Natural variation in the prolyl 4-hydroxylase gene PtoP4H9 contributes to perennial stem growth in Populus.

机构信息

School of Landscape Architecture, Beijing University of Agriculture, Beijing 102206,China.

National Engineering Research Center of Tree Breeding and Ecological Restoration, College of Biological Sciences and Technology, Beijing Forestry University, Beijing 100083,China.

出版信息

Plant Cell. 2023 Oct 30;35(11):4046-4065. doi: 10.1093/plcell/koad212.
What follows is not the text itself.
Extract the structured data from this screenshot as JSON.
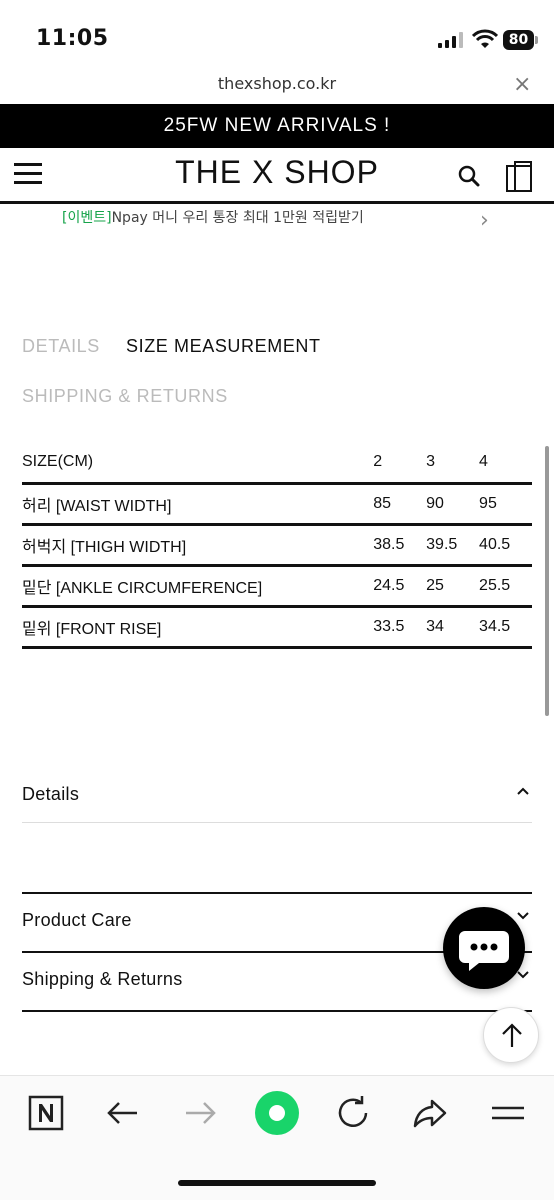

DOI:10.1093/plcell/koad212
PMID:37522322
原文链接:https://pmc.ncbi.nlm.nih.gov/articles/PMC10615208/
Abstract

Perennial trees must maintain stem growth throughout their entire lifespan to progressively increase in size as they age. The overarching question of the molecular mechanisms that govern stem perennial growth in trees remains largely unanswered. Here we deciphered the genetic architecture that underlies perennial growth trajectories using genome-wide association studies (GWAS) for measures of growth traits across years in a natural population of Populus tomentosa. By analyzing the stem growth trajectory, we identified PtoP4H9, encoding prolyl 4-hydroxylase 9, which is responsible for the natural variation in the growth rate of diameter at breast height (DBH) across years. Quantifying the dynamic genetic contribution of PtoP4H9 loci to stem growth showed that PtoP4H9 played a pivotal role in stem growth regulation. Spatiotemporal expression analysis showed that PtoP4H9 was highly expressed in cambium tissues of poplars of various ages. Overexpression and knockdown of PtoP4H9 revealed that it altered cell expansion to regulate cell wall modification and mechanical characteristics, thereby promoting stem growth in Populus. We showed that natural variation in PtoP4H9 occurred in a BASIC PENTACYSTEINE transcription factor PtoBPC1-binding promoter element controlling PtoP4H9 expression. The geographic distribution of PtoP4H9 allelic variation was consistent with the modes of selection among populations. Altogether, our study provides important genetic insights into dynamic stem growth in Populus, and we confirmed PtoP4H9 as a potential useful marker for breeding or genetic engineering of poplars.

摘要

多年生树木必须在其整个生命周期内维持茎的生长,以随着年龄的增长逐渐增加大小。控制树木茎多年生生长的分子机制的首要问题在很大程度上尚未得到解答。在这里,我们使用全基因组关联研究(GWAS)来解析与毛白杨自然种群多年生长性状相关的遗传结构。通过分析茎的生长轨迹,我们鉴定了编码脯氨酰 4-羟化酶 9(PtoP4H9)的基因,该基因负责胸径(DBH)多年生长速率的自然变异。定量分析 PtoP4H9 基因座对茎生长的动态遗传贡献表明,PtoP4H9 在杨树各年龄段形成层组织中高度表达。PtoP4H9 的时空表达分析表明,它在不同年龄的杨树形成层组织中高表达。过表达和敲低 PtoP4H9 表明,它改变了细胞的扩张,以调节细胞壁的修饰和机械特性,从而促进了杨树的茎生长。我们表明,PtoP4H9 的自然变异发生在 BASIC PENTACYSTEINE 转录因子 PtoBPC1 结合的启动子元件中,该元件控制 PtoP4H9 的表达。PtoP4H9 等位基因变异的地理分布与种群间选择模式一致。总的来说,我们的研究为毛白杨的动态茎生长提供了重要的遗传见解,并证实了 PtoP4H9 作为杨树遗传改良或基因工程的潜在有用标记。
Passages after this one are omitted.